A series of short posts, focusing on the challenges of teaching all students successfully, informed by lesson observations.
Sitting in the corners, trying to get a sense of what it's like for the student next to me to follow the lesson discourse, engage, connect and learn.... I'm often reminded of my friend and colleague Oliver Caviglioli's assertion that much if not all of cognitive load theory boils down to the problem of transience: information presented so fleetingly that's hard to hold onto; our working memory can't process it fast enough before it's gone.
This links to the issues explored in this post;
I see this played out time and time again and I think it could be something teachers were much more explicitly conscious of. There are two common scenarios:
1. Verbal transience: words said are immediately in the past. We have to have heard them and begun to process them there and then if we're to remember them. It's possible for one student or a teacher to give an answer and for the next student immediately to have forgotten what was said - at least, it was processed so tenuously that it feels forgotten. This is why I never remember people's names when they're introduced to me. Transience. The classic 'in one ear and out the other' situation! It's not a trivial matter; it's common and predicable.

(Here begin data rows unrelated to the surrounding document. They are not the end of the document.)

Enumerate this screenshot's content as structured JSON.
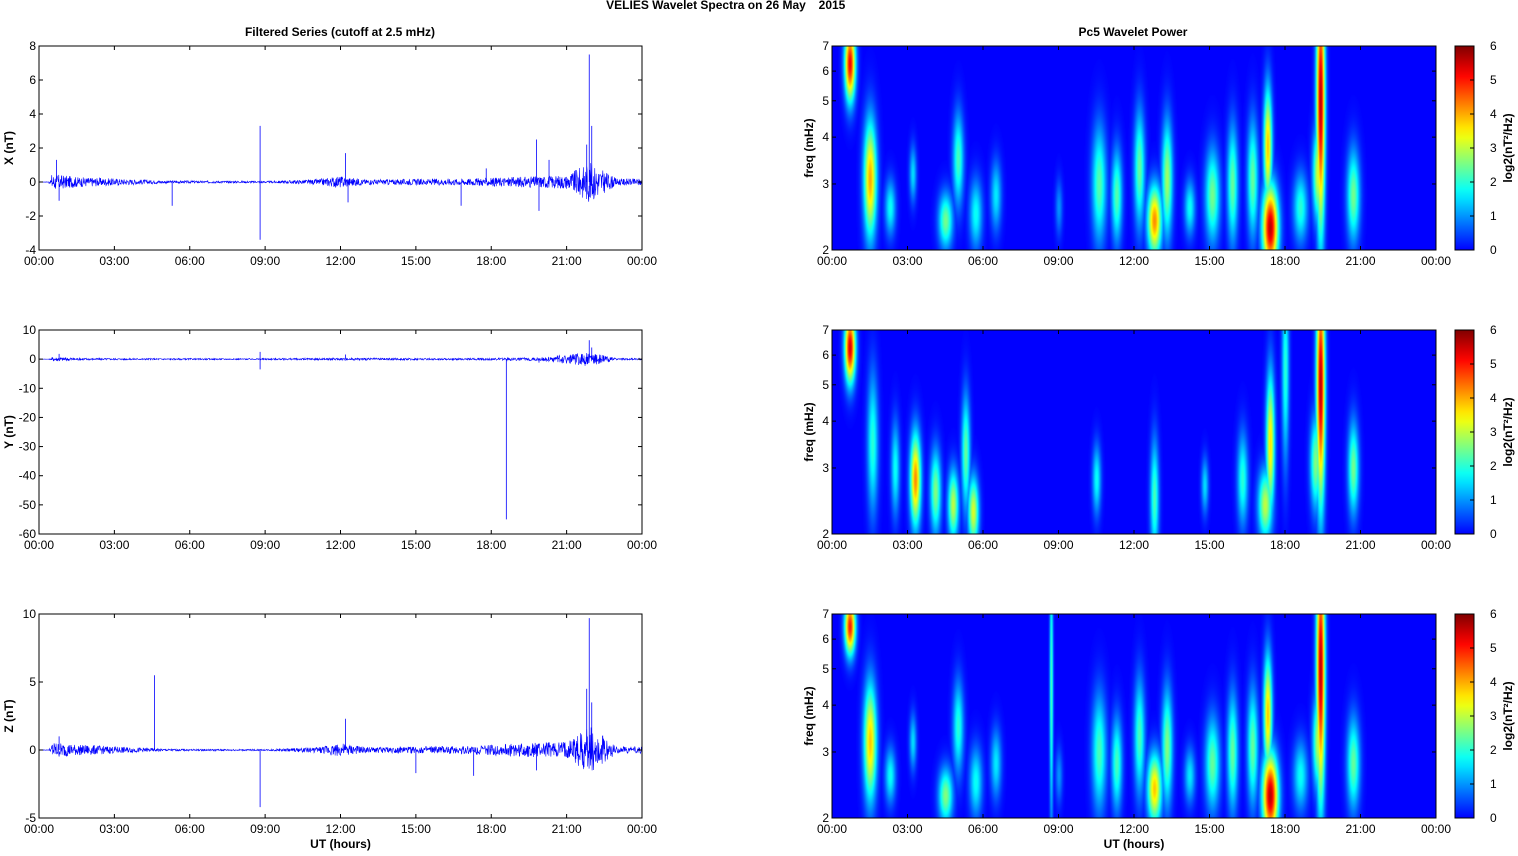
{
  "figure": {
    "title": "VELIES Wavelet Spectra on 26 May",
    "title_year": "2015",
    "left_title": "Filtered Series (cutoff at 2.5 mHz)",
    "right_title": "Pc5 Wavelet Power"
  },
  "chart_data": [
    {
      "type": "line",
      "panel": "X",
      "ylabel": "X (nT)",
      "xlabel": "",
      "ylim": [
        -4,
        8
      ],
      "yticks": [
        "8",
        "6",
        "4",
        "2",
        "0",
        "-2",
        "-4"
      ],
      "xticks": [
        "00:00",
        "03:00",
        "06:00",
        "09:00",
        "12:00",
        "15:00",
        "18:00",
        "21:00",
        "00:00"
      ],
      "xlim_hours": [
        0,
        24
      ],
      "series_color": "#0000ff",
      "baseline_noise": [
        [
          0.5,
          0.5
        ],
        [
          1.5,
          0.3
        ],
        [
          5,
          0.08
        ],
        [
          9,
          0.05
        ],
        [
          11,
          0.15
        ],
        [
          12,
          0.35
        ],
        [
          13,
          0.15
        ],
        [
          17,
          0.2
        ],
        [
          19,
          0.3
        ],
        [
          21,
          0.4
        ],
        [
          21.9,
          1.2
        ],
        [
          23,
          0.2
        ]
      ],
      "spikes": [
        [
          0.7,
          1.3
        ],
        [
          0.8,
          -1.1
        ],
        [
          5.3,
          -1.4
        ],
        [
          8.8,
          3.3
        ],
        [
          8.8,
          -3.4
        ],
        [
          12.2,
          1.7
        ],
        [
          12.3,
          -1.2
        ],
        [
          16.8,
          -1.4
        ],
        [
          17.8,
          0.8
        ],
        [
          19.8,
          2.5
        ],
        [
          19.9,
          -1.7
        ],
        [
          20.3,
          1.3
        ],
        [
          21.8,
          2.2
        ],
        [
          21.9,
          7.5
        ],
        [
          22.0,
          3.3
        ]
      ]
    },
    {
      "type": "line",
      "panel": "Y",
      "ylabel": "Y (nT)",
      "xlabel": "",
      "ylim": [
        -60,
        10
      ],
      "yticks": [
        "10",
        "0",
        "-10",
        "-20",
        "-30",
        "-40",
        "-50",
        "-60"
      ],
      "xticks": [
        "00:00",
        "03:00",
        "06:00",
        "09:00",
        "12:00",
        "15:00",
        "18:00",
        "21:00",
        "00:00"
      ],
      "xlim_hours": [
        0,
        24
      ],
      "series_color": "#0000ff",
      "baseline_noise": [
        [
          0.5,
          0.8
        ],
        [
          2,
          0.3
        ],
        [
          8,
          0.2
        ],
        [
          12,
          0.4
        ],
        [
          17,
          0.3
        ],
        [
          20,
          0.6
        ],
        [
          21.9,
          2.5
        ],
        [
          23,
          0.3
        ]
      ],
      "spikes": [
        [
          0.8,
          1.8
        ],
        [
          8.8,
          2.5
        ],
        [
          8.8,
          -3.5
        ],
        [
          12.2,
          1.6
        ],
        [
          18.6,
          -55
        ],
        [
          19.9,
          -1.2
        ],
        [
          21.9,
          6.5
        ],
        [
          22.0,
          4.0
        ]
      ]
    },
    {
      "type": "line",
      "panel": "Z",
      "ylabel": "Z (nT)",
      "xlabel": "UT (hours)",
      "ylim": [
        -5,
        10
      ],
      "yticks": [
        "10",
        "5",
        "0",
        "-5"
      ],
      "xticks": [
        "00:00",
        "03:00",
        "06:00",
        "09:00",
        "12:00",
        "15:00",
        "18:00",
        "21:00",
        "00:00"
      ],
      "xlim_hours": [
        0,
        24
      ],
      "series_color": "#0000ff",
      "baseline_noise": [
        [
          0.5,
          0.6
        ],
        [
          1.5,
          0.4
        ],
        [
          5,
          0.08
        ],
        [
          9,
          0.05
        ],
        [
          11,
          0.2
        ],
        [
          12,
          0.5
        ],
        [
          13,
          0.2
        ],
        [
          17,
          0.3
        ],
        [
          19,
          0.5
        ],
        [
          21,
          0.6
        ],
        [
          21.9,
          1.8
        ],
        [
          23,
          0.25
        ]
      ],
      "spikes": [
        [
          0.8,
          1.0
        ],
        [
          4.6,
          5.5
        ],
        [
          8.8,
          -4.2
        ],
        [
          12.2,
          2.3
        ],
        [
          15.0,
          -1.7
        ],
        [
          17.3,
          -1.9
        ],
        [
          19.8,
          -1.5
        ],
        [
          21.8,
          4.5
        ],
        [
          21.9,
          9.7
        ],
        [
          22.0,
          3.5
        ]
      ]
    },
    {
      "type": "heatmap",
      "panel": "X",
      "title": "Pc5 Wavelet Power",
      "ylabel": "freq (mHz)",
      "xlabel": "",
      "yscale": "log",
      "ylim": [
        2,
        7
      ],
      "yticks": [
        "7",
        "6",
        "5",
        "4",
        "3",
        "2"
      ],
      "xticks": [
        "00:00",
        "03:00",
        "06:00",
        "09:00",
        "12:00",
        "15:00",
        "18:00",
        "21:00",
        "00:00"
      ],
      "colorbar_label": "log2(nT²/Hz)",
      "colorbar_ticks": [
        "6",
        "5",
        "4",
        "3",
        "2",
        "1",
        "0"
      ],
      "clim": [
        0,
        6
      ],
      "colormap": "jet",
      "blobs": [
        [
          0.7,
          6.3,
          5.2,
          0.15,
          0.16
        ],
        [
          1.5,
          3.1,
          4.0,
          0.18,
          0.25
        ],
        [
          2.3,
          2.6,
          1.8,
          0.15,
          0.12
        ],
        [
          3.2,
          3.2,
          1.5,
          0.1,
          0.12
        ],
        [
          4.5,
          2.4,
          2.5,
          0.2,
          0.12
        ],
        [
          5.0,
          3.5,
          2.2,
          0.15,
          0.2
        ],
        [
          5.7,
          2.5,
          1.8,
          0.18,
          0.15
        ],
        [
          6.5,
          2.8,
          1.6,
          0.15,
          0.15
        ],
        [
          9.0,
          2.6,
          1.0,
          0.1,
          0.12
        ],
        [
          10.6,
          3.0,
          2.3,
          0.2,
          0.25
        ],
        [
          11.3,
          2.8,
          2.3,
          0.15,
          0.2
        ],
        [
          12.2,
          3.3,
          2.4,
          0.15,
          0.25
        ],
        [
          12.8,
          2.4,
          4.2,
          0.2,
          0.15
        ],
        [
          13.3,
          3.1,
          2.8,
          0.15,
          0.25
        ],
        [
          14.2,
          2.6,
          1.8,
          0.15,
          0.12
        ],
        [
          15.1,
          2.8,
          2.5,
          0.2,
          0.2
        ],
        [
          15.9,
          3.0,
          2.4,
          0.15,
          0.25
        ],
        [
          16.7,
          3.1,
          2.4,
          0.15,
          0.25
        ],
        [
          17.4,
          2.3,
          5.6,
          0.22,
          0.18
        ],
        [
          17.3,
          3.8,
          3.8,
          0.12,
          0.25
        ],
        [
          18.6,
          2.6,
          2.0,
          0.2,
          0.15
        ],
        [
          19.3,
          3.2,
          3.2,
          0.15,
          0.2
        ],
        [
          19.4,
          5.0,
          5.6,
          0.12,
          0.55
        ],
        [
          20.7,
          2.8,
          2.5,
          0.18,
          0.2
        ]
      ]
    },
    {
      "type": "heatmap",
      "panel": "Y",
      "title": "",
      "ylabel": "freq (mHz)",
      "xlabel": "",
      "yscale": "log",
      "ylim": [
        2,
        7
      ],
      "yticks": [
        "7",
        "6",
        "5",
        "4",
        "3",
        "2"
      ],
      "xticks": [
        "00:00",
        "03:00",
        "06:00",
        "09:00",
        "12:00",
        "15:00",
        "18:00",
        "21:00",
        "00:00"
      ],
      "colorbar_label": "log2(nT²/Hz)",
      "colorbar_ticks": [
        "6",
        "5",
        "4",
        "3",
        "2",
        "1",
        "0"
      ],
      "clim": [
        0,
        6
      ],
      "colormap": "jet",
      "blobs": [
        [
          0.7,
          6.3,
          5.4,
          0.15,
          0.15
        ],
        [
          1.6,
          3.5,
          2.0,
          0.15,
          0.3
        ],
        [
          2.5,
          3.0,
          1.8,
          0.12,
          0.2
        ],
        [
          3.3,
          2.8,
          4.2,
          0.15,
          0.2
        ],
        [
          4.1,
          2.6,
          2.6,
          0.15,
          0.18
        ],
        [
          4.8,
          2.4,
          3.0,
          0.15,
          0.15
        ],
        [
          5.6,
          2.3,
          3.2,
          0.15,
          0.15
        ],
        [
          5.3,
          3.3,
          2.4,
          0.12,
          0.25
        ],
        [
          10.5,
          2.8,
          1.8,
          0.12,
          0.15
        ],
        [
          12.8,
          2.5,
          2.2,
          0.12,
          0.25
        ],
        [
          14.8,
          2.7,
          1.5,
          0.1,
          0.12
        ],
        [
          16.3,
          2.8,
          2.0,
          0.15,
          0.2
        ],
        [
          17.2,
          2.4,
          3.0,
          0.2,
          0.15
        ],
        [
          17.4,
          3.5,
          3.6,
          0.12,
          0.3
        ],
        [
          18.0,
          5.5,
          2.0,
          0.1,
          0.4
        ],
        [
          19.2,
          3.1,
          2.6,
          0.15,
          0.2
        ],
        [
          19.4,
          5.0,
          5.6,
          0.12,
          0.5
        ],
        [
          20.7,
          3.0,
          2.5,
          0.15,
          0.2
        ]
      ]
    },
    {
      "type": "heatmap",
      "panel": "Z",
      "title": "",
      "ylabel": "freq (mHz)",
      "xlabel": "UT (hours)",
      "yscale": "log",
      "ylim": [
        2,
        7
      ],
      "yticks": [
        "7",
        "6",
        "5",
        "4",
        "3",
        "2"
      ],
      "xticks": [
        "00:00",
        "03:00",
        "06:00",
        "09:00",
        "12:00",
        "15:00",
        "18:00",
        "21:00",
        "00:00"
      ],
      "colorbar_label": "log2(nT²/Hz)",
      "colorbar_ticks": [
        "6",
        "5",
        "4",
        "3",
        "2",
        "1",
        "0"
      ],
      "clim": [
        0,
        6
      ],
      "colormap": "jet",
      "blobs": [
        [
          0.7,
          6.5,
          5.0,
          0.15,
          0.12
        ],
        [
          1.5,
          3.2,
          3.8,
          0.18,
          0.25
        ],
        [
          2.3,
          2.6,
          1.8,
          0.15,
          0.12
        ],
        [
          3.2,
          3.2,
          1.5,
          0.1,
          0.12
        ],
        [
          4.5,
          2.3,
          2.6,
          0.2,
          0.12
        ],
        [
          5.0,
          3.5,
          2.0,
          0.15,
          0.2
        ],
        [
          5.7,
          2.5,
          1.8,
          0.18,
          0.15
        ],
        [
          6.5,
          2.8,
          1.6,
          0.15,
          0.15
        ],
        [
          8.7,
          4.5,
          2.2,
          0.05,
          0.6
        ],
        [
          9.0,
          2.6,
          1.0,
          0.1,
          0.12
        ],
        [
          10.6,
          3.0,
          2.2,
          0.2,
          0.25
        ],
        [
          11.3,
          2.8,
          2.2,
          0.15,
          0.2
        ],
        [
          12.2,
          3.3,
          2.2,
          0.15,
          0.25
        ],
        [
          12.8,
          2.4,
          3.8,
          0.2,
          0.15
        ],
        [
          13.3,
          3.1,
          2.6,
          0.15,
          0.25
        ],
        [
          14.2,
          2.6,
          1.6,
          0.15,
          0.12
        ],
        [
          15.1,
          2.8,
          2.4,
          0.2,
          0.2
        ],
        [
          15.9,
          3.0,
          2.4,
          0.15,
          0.25
        ],
        [
          16.7,
          3.1,
          2.4,
          0.15,
          0.25
        ],
        [
          17.4,
          2.3,
          5.6,
          0.22,
          0.18
        ],
        [
          17.3,
          3.8,
          3.8,
          0.12,
          0.25
        ],
        [
          18.6,
          2.6,
          1.8,
          0.2,
          0.15
        ],
        [
          19.3,
          3.2,
          3.0,
          0.15,
          0.2
        ],
        [
          19.4,
          5.0,
          5.6,
          0.12,
          0.55
        ],
        [
          20.7,
          2.8,
          2.4,
          0.18,
          0.2
        ]
      ]
    }
  ]
}
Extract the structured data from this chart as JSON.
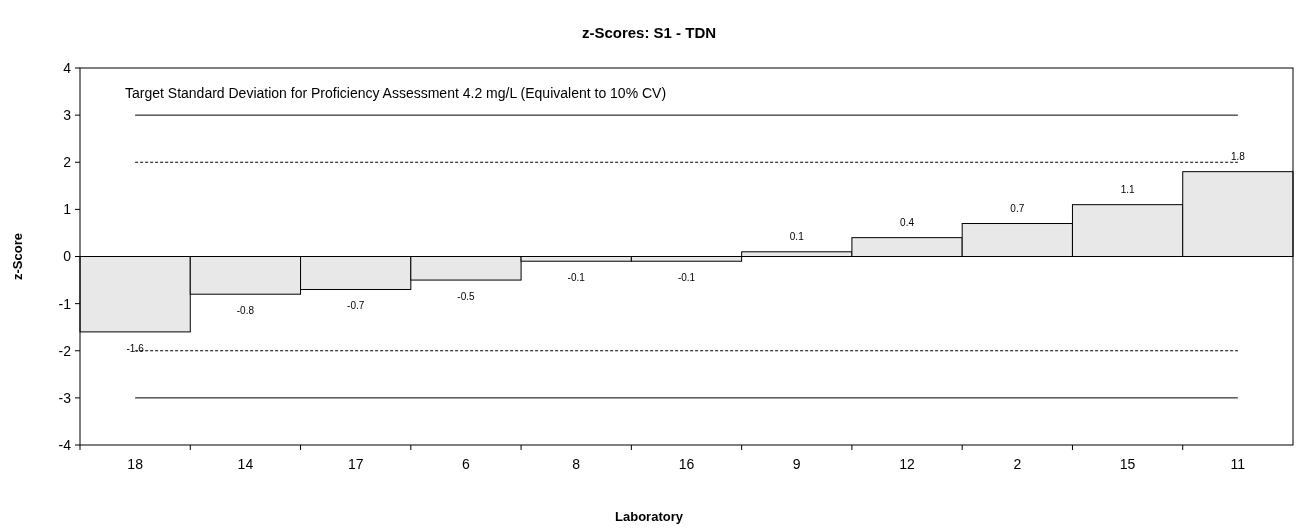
{
  "chart_data": {
    "type": "bar",
    "title": "z-Scores: S1 - TDN",
    "xlabel": "Laboratory",
    "ylabel": "z-Score",
    "annotations": [
      "Target Standard Deviation for Proficiency Assessment 4.2 mg/L  (Equivalent to 10% CV)"
    ],
    "categories": [
      "18",
      "14",
      "17",
      "6",
      "8",
      "16",
      "9",
      "12",
      "2",
      "15",
      "11"
    ],
    "values": [
      -1.6,
      -0.8,
      -0.7,
      -0.5,
      -0.1,
      -0.1,
      0.1,
      0.4,
      0.7,
      1.1,
      1.8
    ],
    "color": "#e8e8e8",
    "data_labels": true,
    "ylim": [
      -4,
      4
    ],
    "yticks": [
      -4,
      -3,
      -2,
      -1,
      0,
      1,
      2,
      3,
      4
    ],
    "grid": false,
    "ref_lines": [
      {
        "axis": "y",
        "value": 3,
        "line_style": "solid",
        "color": "#000000"
      },
      {
        "axis": "y",
        "value": 2,
        "line_style": "dashed",
        "color": "#000000"
      },
      {
        "axis": "y",
        "value": -2,
        "line_style": "dashed",
        "color": "#000000"
      },
      {
        "axis": "y",
        "value": -3,
        "line_style": "solid",
        "color": "#000000"
      }
    ]
  }
}
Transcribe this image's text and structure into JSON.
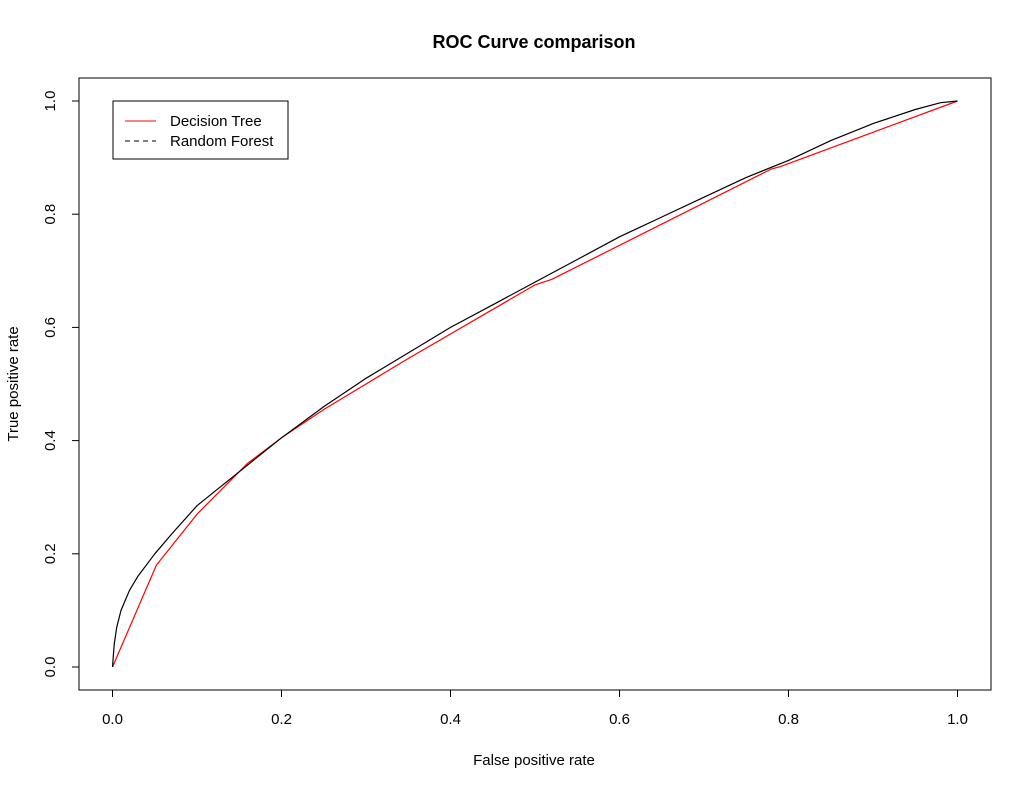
{
  "chart_data": {
    "type": "line",
    "title": "ROC Curve comparison",
    "xlabel": "False positive rate",
    "ylabel": "True positive rate",
    "xlim": [
      0,
      1
    ],
    "ylim": [
      0,
      1
    ],
    "x_ticks": [
      0.0,
      0.2,
      0.4,
      0.6,
      0.8,
      1.0
    ],
    "x_tick_labels": [
      "0.0",
      "0.2",
      "0.4",
      "0.6",
      "0.8",
      "1.0"
    ],
    "y_ticks": [
      0.0,
      0.2,
      0.4,
      0.6,
      0.8,
      1.0
    ],
    "y_tick_labels": [
      "0.0",
      "0.2",
      "0.4",
      "0.6",
      "0.8",
      "1.0"
    ],
    "grid": false,
    "legend": {
      "position": "top-left",
      "entries": [
        {
          "name": "Decision Tree",
          "color": "#ff0000",
          "style": "solid"
        },
        {
          "name": "Random Forest",
          "color": "#000000",
          "style": "dashed"
        }
      ]
    },
    "series": [
      {
        "name": "Decision Tree",
        "color": "#ff0000",
        "x": [
          0.0,
          0.052,
          0.1,
          0.16,
          0.2,
          0.25,
          0.35,
          0.5,
          0.52,
          0.78,
          0.79,
          1.0
        ],
        "y": [
          0.0,
          0.18,
          0.27,
          0.36,
          0.405,
          0.455,
          0.545,
          0.675,
          0.685,
          0.88,
          0.884,
          1.0
        ]
      },
      {
        "name": "Random Forest",
        "color": "#000000",
        "x": [
          0.0,
          0.002,
          0.005,
          0.01,
          0.02,
          0.03,
          0.05,
          0.07,
          0.1,
          0.15,
          0.2,
          0.25,
          0.3,
          0.35,
          0.4,
          0.45,
          0.5,
          0.55,
          0.6,
          0.65,
          0.7,
          0.75,
          0.8,
          0.85,
          0.9,
          0.95,
          0.98,
          1.0
        ],
        "y": [
          0.0,
          0.04,
          0.07,
          0.1,
          0.135,
          0.16,
          0.2,
          0.235,
          0.285,
          0.345,
          0.405,
          0.46,
          0.51,
          0.555,
          0.6,
          0.64,
          0.68,
          0.72,
          0.76,
          0.795,
          0.83,
          0.865,
          0.895,
          0.93,
          0.96,
          0.985,
          0.997,
          1.0
        ]
      }
    ]
  }
}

The solutions are simple enough:
a) repetition: The more ideas are repeated, especially when students themselves are doing the repeating, the easier it is to hold on to what's being said. Teachers should make it routine to repeat what is being said, verbally underlining key ideas that are spoken and inviting students to repeat things back to themselves or the class or their partner. Simply running through the steps, the labels, the key points, talking things through, helps to encode. Don't assume that things being said will be remembered. Chances are they won't be.
b) written reinforcement. Write the words down that matter. Use the static, non-transient nature of notes or text, pre-prepared or spontaneously generated, to anchor the verbal discussion.
2. Visual Transience. It's very common for teachers to whizz through slides before students have had a chance to fully absorb the information on them. This nearly always happens when people give presentations with text: Read through the quotation.. ... You're only part-way through and the teacher /presenter has already started talking. This is particularly problematic with worked examples - eg in maths or science. The teacher says 'how does this example compare to the previous one?' But we can't tell because the previous one has gone.. it's on the last slide that we can't see anymore and it's really hard to remember.
The solution is to remove transience whenever possible.
a) show related examples side by side. Keep examples in a given sequence in view as you explore new ones. Let students see all the examples together, aligned to see the pattern, kept static so there's the opportunity to focus attention on the meaning, without students struggling to recall hazy details.
b) extensively use of static visual aids. Visual aids can be diagrams or graphic organisers such as tables and flow charts.. Sometimes students have them but teachers just assume students know how to use them - and they don't. It's helpful to rehearse by inviting students to seek out the information and read it our or to use the diagrams as a scaffold to explain things as they talk them through in pairs - anything that gives them time to engage, encode, rehearse.. before the information disappears.